That said, Galchenyuk held up OK in the OHL playoffs upon his return to action last season. He also skated well at the NHL combine, which would appear to indicate that he's more-or-less recovered from his torn ACL.
There's also the question of Galchenyuk's Russian heritage. The youngster was born in Wisconsin, but his parents are Russian. This raises the possibility that Galchenyuk could join several other Russian stars who have eschewed the NHL for the opportunity to make more money overseas in the KHL.
The 6'2" 205-pound Galchenyuk heard plenty of questions from potential NHL suitors in that regard at the combine, but as Greg Whyshynski of Yahoo! Sports reported recently, Galchenyuk assured those suitors that there's only one place he wants to play:
The KHL question got so annoying. Every time I'd make sure to tell them 100 percent that I'm not going there. There's no chance I'm going there. I don't want to play there. I want to play in the NHL since I was a little kid.
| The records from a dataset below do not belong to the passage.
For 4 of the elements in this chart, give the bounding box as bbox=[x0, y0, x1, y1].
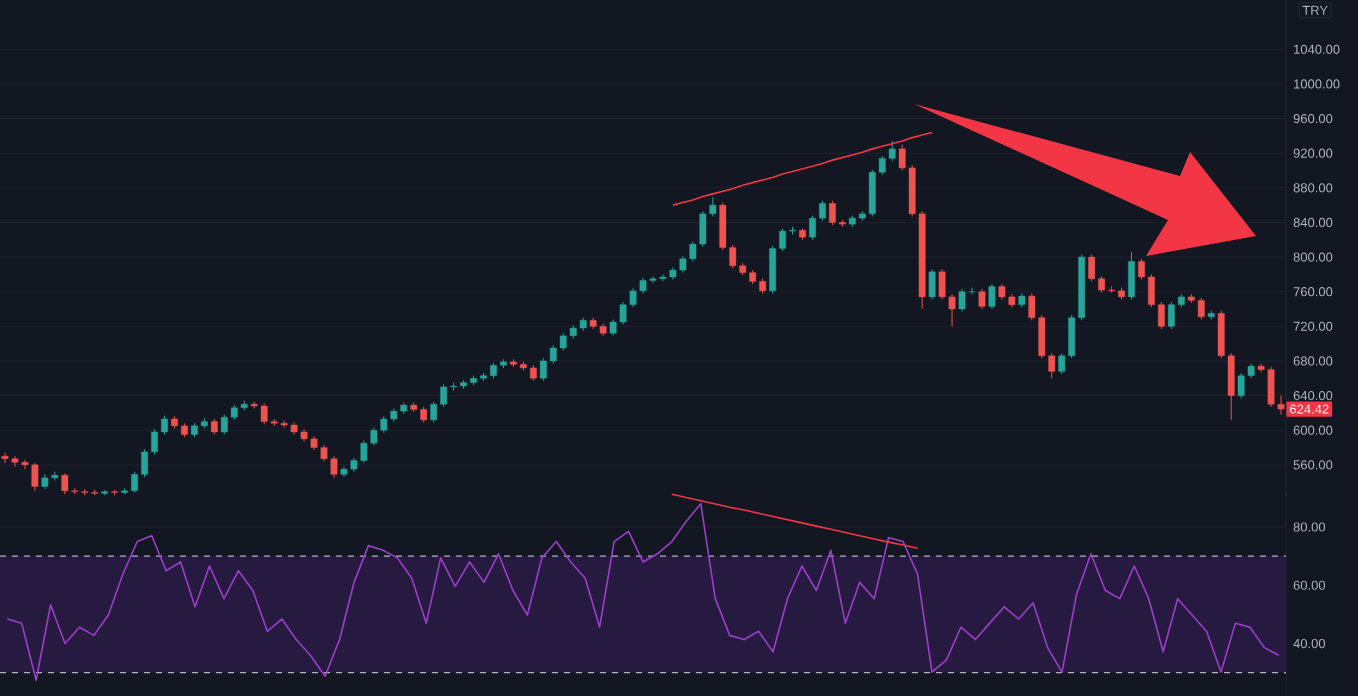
candlestick bbox=[978, 288, 986, 310]
candlestick bbox=[988, 283, 996, 310]
candlestick bbox=[1128, 251, 1135, 300]
candlestick bbox=[928, 268, 936, 300]
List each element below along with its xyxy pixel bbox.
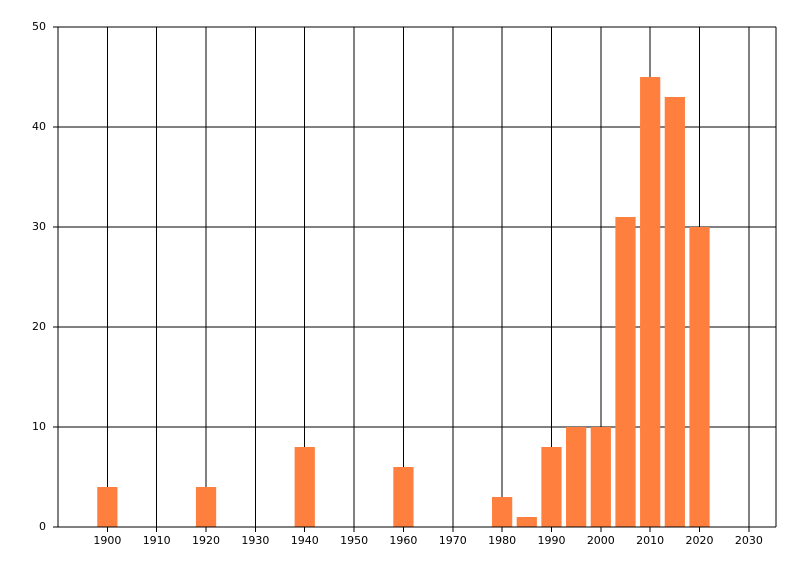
x-tick-label: 2010 <box>636 534 664 547</box>
bar <box>294 447 315 527</box>
bar <box>393 467 414 527</box>
y-tick-label: 50 <box>32 20 46 33</box>
x-tick-label: 2000 <box>587 534 615 547</box>
x-tick-label: 1990 <box>537 534 565 547</box>
y-tick-label: 20 <box>32 320 46 333</box>
y-tick-label: 30 <box>32 220 46 233</box>
y-tick-label: 0 <box>39 520 46 533</box>
y-tick-label: 40 <box>32 120 46 133</box>
bar <box>689 227 710 527</box>
bar <box>541 447 562 527</box>
bar <box>516 517 537 527</box>
bar <box>640 77 661 527</box>
bar <box>590 427 611 527</box>
bar <box>195 487 217 527</box>
x-tick-label: 1980 <box>488 534 516 547</box>
x-tick-label: 2030 <box>735 534 763 547</box>
x-tick-label: 2020 <box>686 534 714 547</box>
x-tick-label: 1920 <box>192 534 220 547</box>
bar <box>492 497 513 527</box>
y-tick-label: 10 <box>32 420 46 433</box>
x-tick-label: 1900 <box>93 534 121 547</box>
bar <box>615 217 636 527</box>
x-tick-label: 1970 <box>439 534 467 547</box>
bar <box>566 427 587 527</box>
x-tick-label: 1960 <box>389 534 417 547</box>
x-tick-label: 1940 <box>291 534 319 547</box>
x-tick-label: 1950 <box>340 534 368 547</box>
bar <box>97 487 118 527</box>
x-tick-label: 1910 <box>143 534 171 547</box>
bar <box>664 97 685 527</box>
x-tick-label: 1930 <box>241 534 269 547</box>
Hampus Lindholm, D, Rogle Junior (Anaheim Ducks, 6th overall)
Friday was a very busy day for the Anaheim Ducks. The team dealt defenseman Lubomir Visnovsky; the situation regarding disgruntled forward Bobby Ryan got uglier when general manager Bob Murray criticized Ryan for ripping the Ducks in an interview; and the team made what some are calling the biggest reach of the draft's first round.
The 18-year-old possesses an NHL-ready frame at 6'2" and 196 pounds, and he is an excellent offensive defenseman. On the other hand, very few hockey experts had Lindholm ranked among the top-10 prospects entering the draft, leading some to question why the Ducks jumped on Lindholm so early.
The Los Angeles Times called the pick "a big risk."
Also, Lindholm's physicality and defensive lapses have led to questions about the wisdom of Anaheim taking Lindholm so early—especially given the Ducks' struggles on the blue line the past few years.
Those questions would seem to be reinforced by the assessment of Lindholm offered by The Scouting Report: "Defensively, Lindholm is solid albeit unspectacular. He can be prone to mental lapses and needs to do a better job of letting the play come to him rather than force it."
With all of that said, as with all of these players, the simple fact is that we are talking about a very young man who still has a lot of growing up to do in every sense of the term.
With the exception of possibly baseball, the NHL draft is the biggest crapshoot of any of the so-called "major" North American sports. At the end of the day, all NHL clubs can do is trust their instincts and hope that these youngsters grow into the players that the teams that drafted them believe them capable of becoming.